It's nearly four years since we read the announcements that Zack Snyder was going to direct The Illustrated Man. It's getting on for ten years since we read that, first, Mel Gibson, and latterly Frank Darabont were going to film Fahrenheit 451.
Unfortunately, that's the way it goes in the movie business. It's not that it actually takes four years (or ten years) to make a movie, just that the wheels turn ever so slowly. What I've always found most bizarre is how long Hollywood will spend trying to perfect a script... and rarely succeeding.

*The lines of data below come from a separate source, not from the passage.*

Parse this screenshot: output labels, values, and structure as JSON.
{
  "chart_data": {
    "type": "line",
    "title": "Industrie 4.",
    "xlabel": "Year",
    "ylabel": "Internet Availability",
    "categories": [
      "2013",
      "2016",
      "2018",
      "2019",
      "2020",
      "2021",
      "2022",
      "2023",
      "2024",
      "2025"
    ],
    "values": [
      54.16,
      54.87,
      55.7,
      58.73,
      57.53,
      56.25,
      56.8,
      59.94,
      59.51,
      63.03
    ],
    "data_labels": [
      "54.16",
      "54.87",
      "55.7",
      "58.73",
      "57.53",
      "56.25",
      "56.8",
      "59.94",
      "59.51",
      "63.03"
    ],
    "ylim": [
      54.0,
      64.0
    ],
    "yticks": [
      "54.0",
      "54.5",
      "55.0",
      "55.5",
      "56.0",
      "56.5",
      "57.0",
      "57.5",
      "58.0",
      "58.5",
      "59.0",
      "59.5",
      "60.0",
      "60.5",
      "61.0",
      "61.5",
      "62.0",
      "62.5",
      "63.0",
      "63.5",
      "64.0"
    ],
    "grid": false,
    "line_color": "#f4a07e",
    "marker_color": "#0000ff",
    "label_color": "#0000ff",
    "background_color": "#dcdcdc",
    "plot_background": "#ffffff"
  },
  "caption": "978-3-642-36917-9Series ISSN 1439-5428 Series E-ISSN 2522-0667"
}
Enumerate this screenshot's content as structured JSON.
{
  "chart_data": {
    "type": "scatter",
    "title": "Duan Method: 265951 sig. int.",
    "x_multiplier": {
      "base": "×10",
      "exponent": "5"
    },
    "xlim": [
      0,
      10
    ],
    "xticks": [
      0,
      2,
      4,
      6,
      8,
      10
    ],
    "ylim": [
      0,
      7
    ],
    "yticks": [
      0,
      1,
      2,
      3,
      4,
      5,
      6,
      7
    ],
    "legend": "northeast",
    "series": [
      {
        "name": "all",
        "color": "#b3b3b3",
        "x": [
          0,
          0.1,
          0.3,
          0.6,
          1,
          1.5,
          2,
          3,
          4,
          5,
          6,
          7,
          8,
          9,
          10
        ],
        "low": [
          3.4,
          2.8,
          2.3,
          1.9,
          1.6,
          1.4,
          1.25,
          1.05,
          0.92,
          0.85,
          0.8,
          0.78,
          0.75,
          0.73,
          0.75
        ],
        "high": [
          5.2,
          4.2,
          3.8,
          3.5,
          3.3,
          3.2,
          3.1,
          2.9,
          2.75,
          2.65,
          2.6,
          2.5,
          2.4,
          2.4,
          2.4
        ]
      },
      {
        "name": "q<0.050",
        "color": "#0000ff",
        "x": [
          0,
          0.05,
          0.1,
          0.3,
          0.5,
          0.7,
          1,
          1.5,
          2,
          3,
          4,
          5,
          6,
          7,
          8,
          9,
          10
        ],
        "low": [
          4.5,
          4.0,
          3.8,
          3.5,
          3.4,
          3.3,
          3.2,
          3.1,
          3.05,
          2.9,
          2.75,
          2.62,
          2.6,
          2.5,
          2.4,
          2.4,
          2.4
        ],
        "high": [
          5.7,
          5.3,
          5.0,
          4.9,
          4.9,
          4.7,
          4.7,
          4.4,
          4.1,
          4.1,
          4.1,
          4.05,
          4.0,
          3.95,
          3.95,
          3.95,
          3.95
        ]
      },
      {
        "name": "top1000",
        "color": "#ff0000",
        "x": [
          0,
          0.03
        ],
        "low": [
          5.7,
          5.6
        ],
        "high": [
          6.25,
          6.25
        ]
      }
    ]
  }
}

We know that both Bradbury himself, and Frank Darabont, have written perfectly viable screen versions of Fahrenheit 451, for example. And yet I bet - if the film ever does get made - it will be neither Bradbury's nor Darabont's name on the screenwriter credit.
According to IMDB, The Illustrated Man is now estimated for release in 2013. And Fahrenheit 451? For years, IMDB has been showing a future date. Right now it says (and I quote), "????"
The Martian Chronicles took 22 years to make it to the screen. Bradbury's first stab at adapting it (for television) was in 1957. He then wrote complete movie screenplays around 1961, 1964 and 1978. It finally got made, inadequately, in 1979, from a teleplay by Richard Matheson.
This is why I refuse to get excited when I read that Xxxx has been signed to make a film of Yyyy. There is, it seems, a 90% chance that it will never happen!